Ваня мучительно пытался сообразить, откуда так немилосердно печет, наконец уловил — солнце! — и теперь все норовил спрятаться от него, низкого, горячего, неведомо как зарулившего этой стылой ноябрьской порой в его тайное пристанище. Однако мерзкое светило, словно бы разгадав его намерения, нарочно падало ниц и мгновенно превращалось в жгучий громадный костер, который закольцовывал беспомощное тело в обжигающую раскаленную пружину. И кольца этой пружины все сжимались и сжимались, обугливая до самых костей руки, ноги, голову, особенным смертельным захватом собираясь на горле, чтоб окончательно перекрыть ток хоть и смрадного, хоть и дымно-горячего, но все же — воздуха.
Рим все не шел и не шел. Корчась, будто догорающая головешка, в жестких языках пламени, посекундно умирая и воскресая, Ваня никак не мог уследить за временем, да и не пытался. Просто совершенно точно знал: Рима нет давно. Так давно, что сто раз можно было бы купить и воды, и еды, и аспирина. Хотя зачем аспирин? Кому? От него, Ваня помнил по детству (взрослым-то он никогда не болел), становится еще жарче, а уж куда больше? Тогда зачем лекарство? Кто-то из них простужен? Вроде Рим сказал, что аспирин нужен ему, Ване. Потому что у него — рука…
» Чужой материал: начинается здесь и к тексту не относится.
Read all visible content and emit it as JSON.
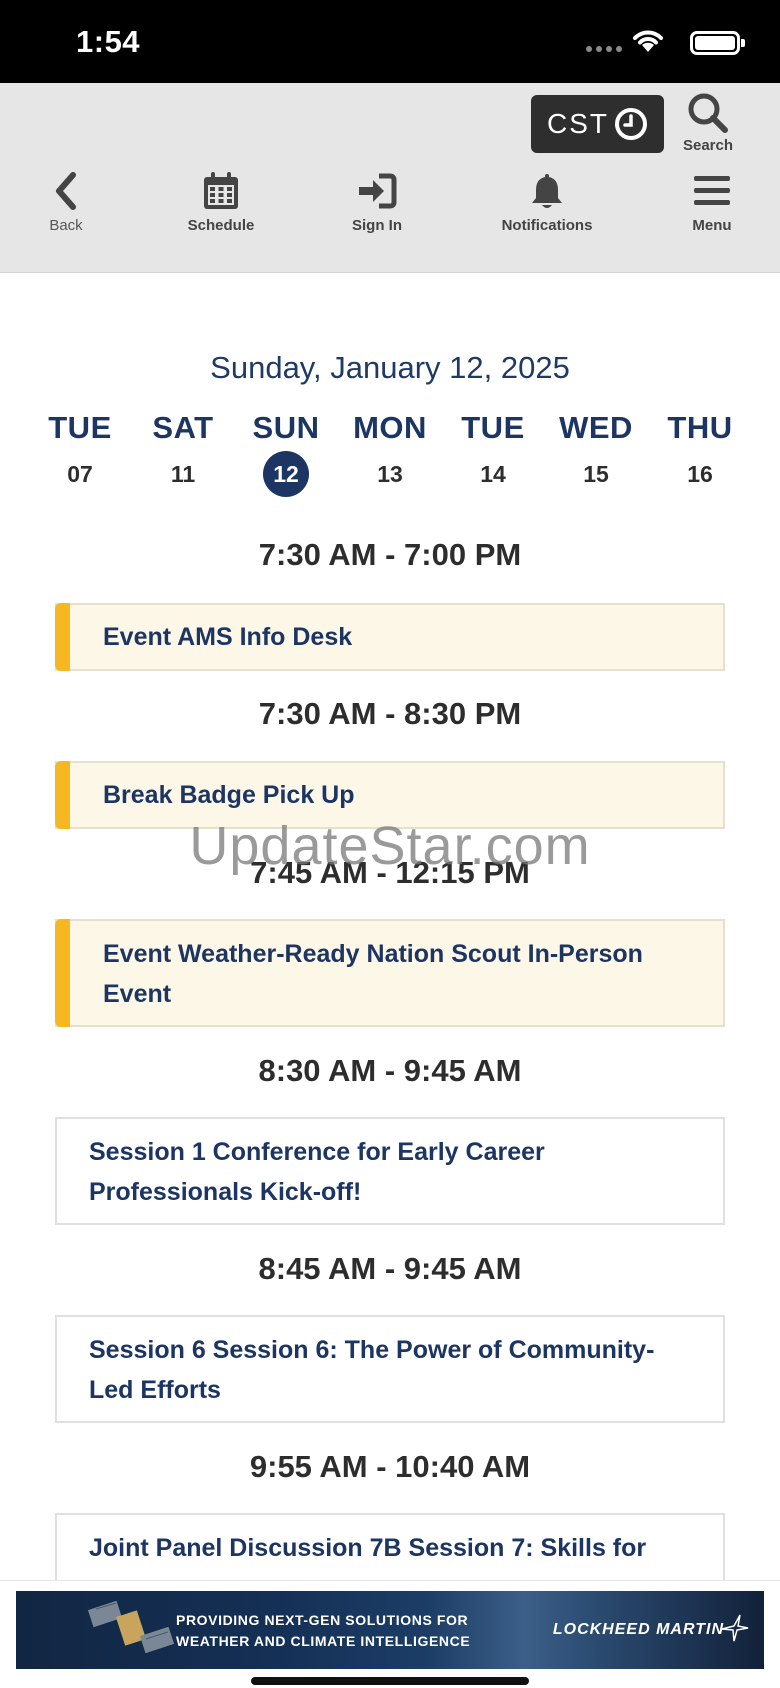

Рука… Ваня попробовал шевельнуть обгоревшей в недавнем пламени конечностью. И тут же ухнул в шипящий чан с кипятком. Пузыри, скачущие на поверхности бурлящей воды, ринулись сквозь ослепшие глаза прямо внутрь головы и стали лопаться там, превращая в сухой пар разрывающиеся от боли мозги. Из черепа по горлу острый игольчатый жар стек в грудину, потом в живот, чуток притормозил в паху, скользнул по ногам. Там, где проходил его смертельный ток, не оставалось ничего, кроме тонкой обугленной оболочки. Горячая, изнутри распирающая кожу пустота помогала ненасытному огню, терзающему тело снаружи. И Ваня понял: надо немножко подождать. Когда кожа истончится и сгорит совсем, станет легко и хорошо. Потому что болеть будет нечему.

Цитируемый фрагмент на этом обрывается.